For me it was the first time that I met so many members of Tsena Malalaka directly at once. For a long time, their names were only known to me through circular e-mails. Only the September seminar gave me the opportunity to get to know them face-to-face.

Elizabeth Vengeyi, Zimbabwe

For me the physical encounter with theologians from very different African countries was very valuable and enriching. I was especially impressed by their deep spirituality and how they shape church life with so few material resources or conduct their theological research.

Verena Mühlethaler, Switzerland

It was important at the beginning to visit different Christian communities and cultural places in Antananarivo. The challenge of communicating in different languages did not interfere with the encounters, but it helped to deepen the seminar theme of "listening".

Heleen Joziasse, Netherlands

The intercultural seminar opened my eyes not only to the extreme poverty in Madagascar, but also to the enormous social commitment of Malagasy women theologians.

Tania Oldenhage, Switzerland

We European women were in Madagascar 'dépaysées', foreigners. We had to get involved in other conditions of life. It meant listening and looking anew, and at the same time reflecting anew on our own life reality and the theological thinking connected with it.

Verena Naegeli, Switzerland

Personally, I was delighted with the friendship and the experience of 'giving and receiving' that we had during this memorable week, on both a large and small scale.

Yvette Rabemila, Madagascar

There was much room for exchange during visits to church leaders and women's groups and when we were guests of colleagues at their places of work.

Fidèle Gandonou Houssou, Bénin

Listening to the reports of the participants, learning about the difficulties they have encountered in their professional careers, or understanding what struggles they still have to face as women until a leading position is opened up for them in their field: all this was a source of encouragement for me.

Lalaina Rajaonah, Madagascar

[1] This project has also been made possible by various sponsors in Switzerland, whose donations have been used primarily to finance the air travel of the African participants. On behalf of the network, we would like to thank all the sponsors for their support.

[2] To this end, the network could build on the expertise of Dr. Brigitte Rabarijaona. She is pastor and theologian of the Reformed Church of Madagascar and has been one of the coordinators of the network since its beginnings. Not only that, during the seminar she translated in a virtuoso manner for many hours from French into Malagasy, from English into French - and vice versa. Above all, she has been gaining experience in translating the Bible into local African languages for several years now by advising translation teams in various African countries on behalf of the United Bible Societies. The "Theology in Dialect", with which African theologians are concerned, would be unthinkable without this translation service.

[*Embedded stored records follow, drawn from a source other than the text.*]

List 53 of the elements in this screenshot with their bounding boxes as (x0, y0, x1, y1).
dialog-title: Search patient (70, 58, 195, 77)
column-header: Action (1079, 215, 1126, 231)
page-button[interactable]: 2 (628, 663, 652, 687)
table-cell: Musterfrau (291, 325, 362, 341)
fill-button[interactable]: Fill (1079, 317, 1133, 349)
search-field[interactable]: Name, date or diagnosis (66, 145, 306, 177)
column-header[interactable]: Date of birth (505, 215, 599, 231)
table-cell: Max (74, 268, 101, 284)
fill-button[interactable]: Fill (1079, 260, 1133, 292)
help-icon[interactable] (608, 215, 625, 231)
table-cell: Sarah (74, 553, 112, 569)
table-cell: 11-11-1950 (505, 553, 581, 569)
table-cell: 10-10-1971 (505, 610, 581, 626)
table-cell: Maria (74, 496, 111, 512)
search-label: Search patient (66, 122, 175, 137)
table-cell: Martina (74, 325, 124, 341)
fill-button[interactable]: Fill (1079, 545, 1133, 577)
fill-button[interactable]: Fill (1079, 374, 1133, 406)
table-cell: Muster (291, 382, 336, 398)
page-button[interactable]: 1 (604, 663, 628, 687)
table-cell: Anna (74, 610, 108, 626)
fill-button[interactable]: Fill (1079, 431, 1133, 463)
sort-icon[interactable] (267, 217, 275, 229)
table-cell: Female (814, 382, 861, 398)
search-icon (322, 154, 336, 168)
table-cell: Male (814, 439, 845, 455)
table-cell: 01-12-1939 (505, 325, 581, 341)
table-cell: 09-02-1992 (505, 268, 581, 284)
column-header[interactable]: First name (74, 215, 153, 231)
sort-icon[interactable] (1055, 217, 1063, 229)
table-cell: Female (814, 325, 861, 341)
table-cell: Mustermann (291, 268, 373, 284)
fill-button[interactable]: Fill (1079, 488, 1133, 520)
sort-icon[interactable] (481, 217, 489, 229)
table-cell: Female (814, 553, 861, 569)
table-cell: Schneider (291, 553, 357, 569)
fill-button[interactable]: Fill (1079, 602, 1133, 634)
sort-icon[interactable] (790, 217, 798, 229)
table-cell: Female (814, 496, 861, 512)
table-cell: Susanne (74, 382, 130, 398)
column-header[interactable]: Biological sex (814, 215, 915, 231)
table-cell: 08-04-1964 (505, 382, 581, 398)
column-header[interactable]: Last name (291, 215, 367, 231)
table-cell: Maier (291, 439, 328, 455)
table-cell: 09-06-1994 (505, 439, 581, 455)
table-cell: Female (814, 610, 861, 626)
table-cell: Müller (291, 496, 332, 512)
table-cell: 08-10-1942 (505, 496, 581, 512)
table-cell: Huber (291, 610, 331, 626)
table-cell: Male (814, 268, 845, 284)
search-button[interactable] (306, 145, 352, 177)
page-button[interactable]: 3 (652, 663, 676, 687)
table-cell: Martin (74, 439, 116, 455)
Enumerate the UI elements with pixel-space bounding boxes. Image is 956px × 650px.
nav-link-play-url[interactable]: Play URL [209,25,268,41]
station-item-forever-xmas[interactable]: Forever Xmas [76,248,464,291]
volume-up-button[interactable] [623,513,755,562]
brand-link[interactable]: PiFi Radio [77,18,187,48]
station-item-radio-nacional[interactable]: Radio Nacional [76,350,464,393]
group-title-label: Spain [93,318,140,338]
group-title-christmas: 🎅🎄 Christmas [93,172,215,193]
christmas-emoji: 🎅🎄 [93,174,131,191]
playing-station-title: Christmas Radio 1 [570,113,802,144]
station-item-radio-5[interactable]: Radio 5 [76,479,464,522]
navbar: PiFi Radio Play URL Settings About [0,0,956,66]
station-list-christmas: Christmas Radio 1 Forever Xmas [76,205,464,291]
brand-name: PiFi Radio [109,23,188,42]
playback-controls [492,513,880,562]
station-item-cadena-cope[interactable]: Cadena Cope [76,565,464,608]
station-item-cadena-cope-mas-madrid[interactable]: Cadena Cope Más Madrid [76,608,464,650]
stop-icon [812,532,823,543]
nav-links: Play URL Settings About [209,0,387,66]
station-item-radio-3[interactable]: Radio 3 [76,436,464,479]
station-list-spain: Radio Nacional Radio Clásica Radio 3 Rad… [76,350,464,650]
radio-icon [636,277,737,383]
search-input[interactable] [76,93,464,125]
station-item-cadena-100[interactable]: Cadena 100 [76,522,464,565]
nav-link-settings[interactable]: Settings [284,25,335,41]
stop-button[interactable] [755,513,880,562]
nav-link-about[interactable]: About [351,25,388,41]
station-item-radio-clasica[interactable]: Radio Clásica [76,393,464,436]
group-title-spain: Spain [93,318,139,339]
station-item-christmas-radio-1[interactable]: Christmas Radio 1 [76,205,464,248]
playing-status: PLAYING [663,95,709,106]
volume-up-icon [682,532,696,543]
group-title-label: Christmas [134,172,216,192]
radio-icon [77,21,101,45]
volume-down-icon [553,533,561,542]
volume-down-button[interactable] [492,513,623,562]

[3] In order to continue the discussion and the listening to each other, we are planning a new dialogue format: Via Internet we want to ask each other precise questions about our respective life context and about our theology. Two women theologians are in conversation with each other, then the dialogue stick is passed on (or: then two others take up the conversation). The dialogues will be published on our website:

[4] The following media reported on the intercultural seminar as well as on a public event of the network on the topic: "Women, Theology and Feminism in Africa and Europe", in cooperation with the Reformed Church of Madagascar (FYMCA): Radio Fahazavana; Radio MBS (Malagasy Broadcasting System); Radio Nationale Malagasy; Télévision Malagasy; Télévision MBS; Journal Marturia Vavolombelona; Journal Gazetiko. In Switzerland an article was published by Dr. Ina Praetorius, member of Tsena Malalaka, in the theological-feminist journal FAMA (2019/4).